Joaquin 'El Chapo' Guzman
Joaquin 'El Chapo' Guzman Mexico police

Lawyers representing Mexican drug baron Joaquin 'El Chapo' Guzman have threatened to sue online streaming sites Netflix and Spanish language Unvision if they air a planned biographical drama.

Guzman was responsible for at least 62 drug tunnels that police found running under the U.S.-Mexico border, and once boasted to actor Sean Penn in a Rolling Stone magazine article: "I supply more heroin, more methamphetamine, cocaine and marijuana than anybody else in the world." He was captured in 2014.

His lawyer Andres Granados told Mexican radio network Formula: "Mr Guzman isn't dead. He isn't a personality in the public domain. He's alive. He has to grant them the rights (to his story). We could sue them because they don't have authorization for a series or a movie,"

"He has told us that if they already have this project, we can negotiate with them, so it doesn't go to waste and we don't wear ourselves out with a lawsuit. But as of today, they have not approached us," the drug lord's lawyer added.

Granados told AP that El Chapo will sue if the networks use his name without permission, but for the right price "could supply more information to make it a better project for them."

Earlier in May, Netflix and Univision announced they would co-produce a "boundary-breaking drama series" based on El Chapo's life, to be released in 2017.

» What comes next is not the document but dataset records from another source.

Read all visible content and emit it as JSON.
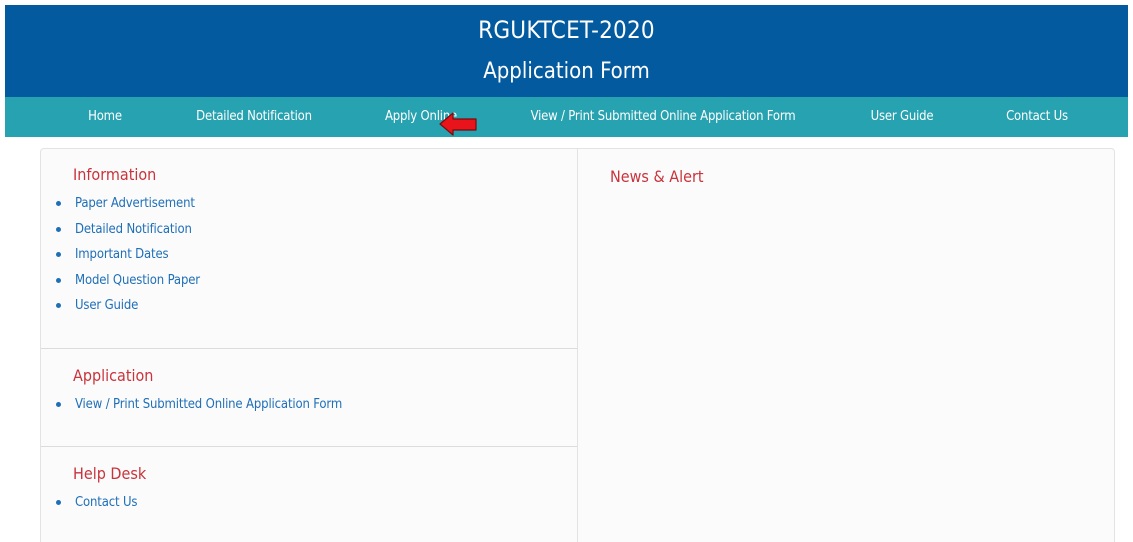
{
  "header": {
    "title": "RGUKTCET-2020",
    "subtitle": "Application Form"
  },
  "nav": {
    "items": [
      {
        "label": "Home"
      },
      {
        "label": "Detailed Notification"
      },
      {
        "label": "Apply Online"
      },
      {
        "label": "View / Print Submitted Online Application Form"
      },
      {
        "label": "User Guide"
      },
      {
        "label": "Contact Us"
      }
    ]
  },
  "pointer_arrow": {
    "icon": "red-left-arrow-icon",
    "color": "#e8131b"
  },
  "information": {
    "title": "Information",
    "links": [
      "Paper Advertisement",
      "Detailed Notification",
      "Important Dates",
      "Model Question Paper",
      "User Guide"
    ]
  },
  "application": {
    "title": "Application",
    "links": [
      "View / Print Submitted Online Application Form"
    ]
  },
  "help_desk": {
    "title": "Help Desk",
    "links": [
      "Contact Us"
    ]
  },
  "news": {
    "title": "News & Alert"
  },
  "colors": {
    "header_bg": "#035a9e",
    "nav_bg": "#27a2b0",
    "section_title": "#c9333b",
    "link": "#1f6fb8"
  }
}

The leader of the Sinaloa drugs cartel, El Chapo was named one of the most influential people in the world by Forbes magazine and has an estimated fortune of $1 billion. His jail breaks became the stuff of legend in Mexico and a byword for the incompetence of Mexican authorities, with the drugs kingpin allegedly escaping a maximum security jail in a laundry basket in 2001, and escaping custody again in 2014 through a secret underground tunnel.

He was re-arrested after a shootout with Mexican marines in Los Mochis, Sinaloa, in January, and his extradition to the US to face trial was approved in March by the Mexican Foreign Ministry.

Mexican authorities said they were able to track down El Chapo after he met Hollywood actor Sean Penn for a magazine interview in a brokered by Mexican soap opera actress Kate del Castillo.

El Chapo faces charges from federal authorities in the US for crimes including drug trafficking, homicide and money laundering.